C/C++ Program to Find reminder of array multiplication divided by n ?

Here we will see how to calculate the remainder of array multiplication after dividing the result by n. The array and the value of n are supplied by the user. Suppose the array is like {12, 35, 69, 74, 165, 54} so the multiplication will be (12 * 35 * 69 * 74 * 165 * 54) = 19107673200. Now if we want to get the remainder after dividing this by 47 it will be 14.

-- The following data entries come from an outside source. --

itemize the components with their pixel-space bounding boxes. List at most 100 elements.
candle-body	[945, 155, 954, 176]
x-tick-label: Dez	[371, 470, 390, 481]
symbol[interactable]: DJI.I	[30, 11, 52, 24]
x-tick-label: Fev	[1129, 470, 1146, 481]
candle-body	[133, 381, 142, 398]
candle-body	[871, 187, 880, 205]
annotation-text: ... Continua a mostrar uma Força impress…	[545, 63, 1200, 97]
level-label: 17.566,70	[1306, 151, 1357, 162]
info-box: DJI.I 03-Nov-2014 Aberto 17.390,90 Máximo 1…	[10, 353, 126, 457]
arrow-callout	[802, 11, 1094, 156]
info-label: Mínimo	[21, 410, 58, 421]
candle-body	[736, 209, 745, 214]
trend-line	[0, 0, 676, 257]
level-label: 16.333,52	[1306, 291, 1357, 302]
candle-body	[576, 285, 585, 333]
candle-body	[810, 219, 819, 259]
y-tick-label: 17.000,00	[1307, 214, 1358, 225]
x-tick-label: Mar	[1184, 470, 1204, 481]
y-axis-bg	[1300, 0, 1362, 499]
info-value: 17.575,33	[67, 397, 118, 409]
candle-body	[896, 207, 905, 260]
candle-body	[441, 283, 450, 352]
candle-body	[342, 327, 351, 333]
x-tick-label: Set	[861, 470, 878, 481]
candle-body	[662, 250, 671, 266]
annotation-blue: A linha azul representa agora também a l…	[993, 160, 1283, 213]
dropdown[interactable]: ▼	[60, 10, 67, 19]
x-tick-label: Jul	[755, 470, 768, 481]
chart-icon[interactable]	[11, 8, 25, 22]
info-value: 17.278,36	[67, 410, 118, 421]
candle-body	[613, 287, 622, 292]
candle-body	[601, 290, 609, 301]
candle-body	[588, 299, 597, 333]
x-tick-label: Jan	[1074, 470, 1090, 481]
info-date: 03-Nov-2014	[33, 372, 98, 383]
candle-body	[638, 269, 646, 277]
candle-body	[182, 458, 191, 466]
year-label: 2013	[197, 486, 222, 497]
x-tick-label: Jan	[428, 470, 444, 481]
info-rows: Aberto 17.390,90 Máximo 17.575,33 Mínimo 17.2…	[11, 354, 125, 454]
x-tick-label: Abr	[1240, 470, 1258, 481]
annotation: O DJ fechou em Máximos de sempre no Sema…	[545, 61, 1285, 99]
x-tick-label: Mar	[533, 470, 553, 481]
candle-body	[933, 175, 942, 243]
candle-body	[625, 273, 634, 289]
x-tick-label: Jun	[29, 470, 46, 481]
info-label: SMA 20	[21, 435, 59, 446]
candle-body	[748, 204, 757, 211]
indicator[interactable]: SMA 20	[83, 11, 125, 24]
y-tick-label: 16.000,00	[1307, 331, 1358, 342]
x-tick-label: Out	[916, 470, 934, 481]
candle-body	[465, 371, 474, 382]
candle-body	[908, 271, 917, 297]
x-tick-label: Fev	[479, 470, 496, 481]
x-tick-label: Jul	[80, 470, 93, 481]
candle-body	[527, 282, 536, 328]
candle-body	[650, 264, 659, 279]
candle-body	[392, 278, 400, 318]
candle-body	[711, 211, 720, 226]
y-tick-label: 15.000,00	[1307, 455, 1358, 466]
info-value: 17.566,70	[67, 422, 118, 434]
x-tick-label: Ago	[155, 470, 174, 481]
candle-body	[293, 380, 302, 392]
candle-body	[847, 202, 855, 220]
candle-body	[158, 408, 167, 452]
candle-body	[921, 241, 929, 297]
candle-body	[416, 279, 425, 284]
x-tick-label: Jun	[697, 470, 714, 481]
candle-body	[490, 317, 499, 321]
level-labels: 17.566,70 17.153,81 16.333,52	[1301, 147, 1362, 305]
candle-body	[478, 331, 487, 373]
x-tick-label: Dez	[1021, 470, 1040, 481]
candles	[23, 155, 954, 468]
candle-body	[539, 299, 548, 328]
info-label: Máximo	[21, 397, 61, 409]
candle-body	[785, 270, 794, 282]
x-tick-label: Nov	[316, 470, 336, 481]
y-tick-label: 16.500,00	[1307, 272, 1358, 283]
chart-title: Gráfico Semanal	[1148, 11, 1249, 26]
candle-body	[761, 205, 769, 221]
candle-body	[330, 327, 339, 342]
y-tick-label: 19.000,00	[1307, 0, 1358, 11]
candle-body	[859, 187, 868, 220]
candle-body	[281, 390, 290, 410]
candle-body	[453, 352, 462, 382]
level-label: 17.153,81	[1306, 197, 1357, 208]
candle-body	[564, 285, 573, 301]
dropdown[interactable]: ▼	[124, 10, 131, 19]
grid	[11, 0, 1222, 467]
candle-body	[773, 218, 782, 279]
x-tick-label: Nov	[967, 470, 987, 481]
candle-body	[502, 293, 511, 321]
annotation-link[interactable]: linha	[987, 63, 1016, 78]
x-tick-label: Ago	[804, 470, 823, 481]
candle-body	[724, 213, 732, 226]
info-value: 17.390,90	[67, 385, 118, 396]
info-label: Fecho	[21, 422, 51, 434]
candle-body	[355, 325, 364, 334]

As we can see this problem is very simple. We can easily multiply the elements then by using modulus operator, it can get the result. But the main problem is when we calculate the multiplication, it may exceed the range of integer, or long also. So it may return some invalid results. To overcome this problem, we will follow the modular arithmetic property: (a * b) % n = ((a % n) * (b % n)) % n.

Syntax

int multiplyRemainder(int arr[], int size, int n);

Algorithm

multiplyRemainder(arr, size, n)

begin
   mul := 1
   for i in range 0 to size − 1, do
      mul := (mul * (arr[i] mod n)) mod n
   done
   return mul mod n
end

Example

This example demonstrates how to find the remainder of array multiplication divided by n using modular arithmetic −

#include <stdio.h>

int multiplyRemainder(int arr[], int size, int n) {
    int mul = 1;
    for (int i = 0; i < size; i++) {
        mul = (mul * (arr[i] % n)) % n;
    }
    return mul % n;
}

int main() {
    int arr[6] = {12, 35, 69, 74, 165, 54};
    int size = 6;
    int n = 47;
    
    printf("Array elements: ");
    for (int i = 0; i < size; i++) {
        printf("%d ", arr[i]);
    }
    printf("\n");
    printf("Divisor (n): %d\n", n);
    printf("Remainder: %d\n", multiplyRemainder(arr, size, n));
    
    return 0;
}

Array elements: 12 35 69 74 165 54 
Divisor (n): 47
Remainder: 14

How It Works

The algorithm uses the modular arithmetic property to prevent integer overflow. Instead of multiplying all elements first and then taking modulo, we apply modulo at each step:

• Step 1: Initialize mul = 1
• Step 2: For each array element, apply: mul = (mul * (arr[i] % n)) % n
• Step 3: This ensures the intermediate result never exceeds n−1

Conclusion

Using modular arithmetic prevents integer overflow when finding the remainder of large multiplications. This approach efficiently handles arrays of any size while maintaining accuracy and staying within integer limits.